Batch systems parameter table

Parameters table

Batch system corecount rss rss+swap vmem (address space) cputime walltime
Torque/maui ppn mem - vmem cput walltime
*GE -pe s_rss - s_vmem s_cpu s_rt
UGE 8.2.0(*) -pe m_mem_free h_vmem s_vmem s_cpu s_rt
HTCondor(**) RequestCpus RequestMemory No default (Recipe) No default (Recipe) Recipe Recipe
SLURM ntasks,nodes mem-per-cpu - No option No option time
LSF ? ? ? ? ? ?

(*) with cgroups support enabled
(**) ARC-CE has a HTCondor backend with *Limit parameters which make it simpler

What really happens with the memory? i.e. what can we really limit? So far it seems we can limit only the address space if cgroups is not enabled.

Batch system rss rss+swap vmem needs cgroups to
do sensible things
Torque/maui - - RLIMIT_AS N/A
Torque/MOAB or PBSPro >=6.0.0 yes yes RLIMIT_AS yes
*GE - - RLIMIT_AS N/A
UGE >=8.2.0 yes yes RLIMIT_AS yes
HTCondor yes in 8.3.1 - yes
SLURM yes - - yes
LSF >=9.1.1 yes yes RLIMIT_AS yes

Batch systems parameters description

Torque/Maui

*GE

UGE 8.2.0 with cgroups

Matt Raso-Barnett, Sussex

When cgroups memory support is enabled it introduces new parameters to control it and augments existing parameters:

  • m_mem_free replaces h_rss.

This is set as either the 'memory.limit_in_bytes' parameter, or the 'memory.soft_limit_in_bytes'.

The difference is in how the job is treated if it goes over it's limit: the first case is a hard limit, so if the job exceeds it's m_mem_free value it will be terminated immediately.
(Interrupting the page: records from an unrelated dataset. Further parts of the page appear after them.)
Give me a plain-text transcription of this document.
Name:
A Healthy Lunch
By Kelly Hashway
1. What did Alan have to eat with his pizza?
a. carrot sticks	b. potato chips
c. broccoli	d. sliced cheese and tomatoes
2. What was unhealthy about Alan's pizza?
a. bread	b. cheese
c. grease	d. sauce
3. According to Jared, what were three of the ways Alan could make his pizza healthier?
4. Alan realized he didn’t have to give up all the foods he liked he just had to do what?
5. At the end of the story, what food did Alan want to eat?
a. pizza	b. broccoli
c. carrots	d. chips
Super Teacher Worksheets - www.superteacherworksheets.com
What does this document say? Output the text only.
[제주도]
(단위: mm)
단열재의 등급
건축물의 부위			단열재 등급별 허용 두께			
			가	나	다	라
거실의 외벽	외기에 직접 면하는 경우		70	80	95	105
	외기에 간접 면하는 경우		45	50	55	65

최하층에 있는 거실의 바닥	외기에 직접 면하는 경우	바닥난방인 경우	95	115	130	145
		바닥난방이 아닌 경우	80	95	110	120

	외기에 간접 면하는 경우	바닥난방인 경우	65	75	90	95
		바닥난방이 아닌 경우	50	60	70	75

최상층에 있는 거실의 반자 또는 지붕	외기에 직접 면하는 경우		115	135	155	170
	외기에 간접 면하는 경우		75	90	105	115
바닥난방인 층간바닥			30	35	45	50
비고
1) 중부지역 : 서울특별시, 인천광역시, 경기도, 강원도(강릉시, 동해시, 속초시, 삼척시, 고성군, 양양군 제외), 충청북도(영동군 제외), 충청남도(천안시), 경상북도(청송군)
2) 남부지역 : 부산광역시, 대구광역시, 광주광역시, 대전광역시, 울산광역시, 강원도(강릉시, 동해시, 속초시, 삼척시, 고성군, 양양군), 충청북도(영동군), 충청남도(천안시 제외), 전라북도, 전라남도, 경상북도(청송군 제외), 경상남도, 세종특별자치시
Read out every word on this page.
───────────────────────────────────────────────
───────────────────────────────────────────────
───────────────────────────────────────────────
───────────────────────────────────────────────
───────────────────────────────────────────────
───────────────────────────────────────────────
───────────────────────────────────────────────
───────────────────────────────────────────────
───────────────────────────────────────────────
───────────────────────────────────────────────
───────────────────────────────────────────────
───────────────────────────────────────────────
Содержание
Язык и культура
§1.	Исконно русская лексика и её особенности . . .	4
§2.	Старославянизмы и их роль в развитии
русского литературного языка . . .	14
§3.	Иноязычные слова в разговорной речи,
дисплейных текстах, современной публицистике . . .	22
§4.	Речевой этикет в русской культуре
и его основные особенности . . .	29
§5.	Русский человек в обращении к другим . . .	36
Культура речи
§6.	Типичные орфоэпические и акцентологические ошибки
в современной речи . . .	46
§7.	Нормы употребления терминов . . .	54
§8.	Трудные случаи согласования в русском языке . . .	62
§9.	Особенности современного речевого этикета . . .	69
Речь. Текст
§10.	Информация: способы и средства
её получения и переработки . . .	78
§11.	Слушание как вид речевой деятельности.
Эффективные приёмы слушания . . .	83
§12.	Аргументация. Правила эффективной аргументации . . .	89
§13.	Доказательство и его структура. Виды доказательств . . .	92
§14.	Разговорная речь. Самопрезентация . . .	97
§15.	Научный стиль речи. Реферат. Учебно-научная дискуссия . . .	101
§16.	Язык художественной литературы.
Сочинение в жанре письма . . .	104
The second case is a soft limit, so if the process exceeds the limit but the system as whole is not under memory pressure, then the process will be allowed to exceed the limit. When the system comes under pressure the limit is then applied and the process is forced down to the limit set.

I haven't done a huge amount of testing of how the soft limit works at the moment, but it's easy to switch between the two, so I would like to understand this better in the coming weeks, as it's something we are interested in using.

  • h_vmem can be managed by cgroups, instead of being an rlimit.

Specifically, the limit becomes the 'memory.memsw.limit_in_bytes' parameter under the memory cgroup.

If h_vmem is set but no m_mem_free, then automatically a hard memory.limit_in_bytes is also set to the same size. If they are both set and, say, m_mem_free is higher than h_vmem, then m_mem_free will be reduced to the h_vmem limit.

Anyway, basically the story here is, yes, UGE can do the things you want to do.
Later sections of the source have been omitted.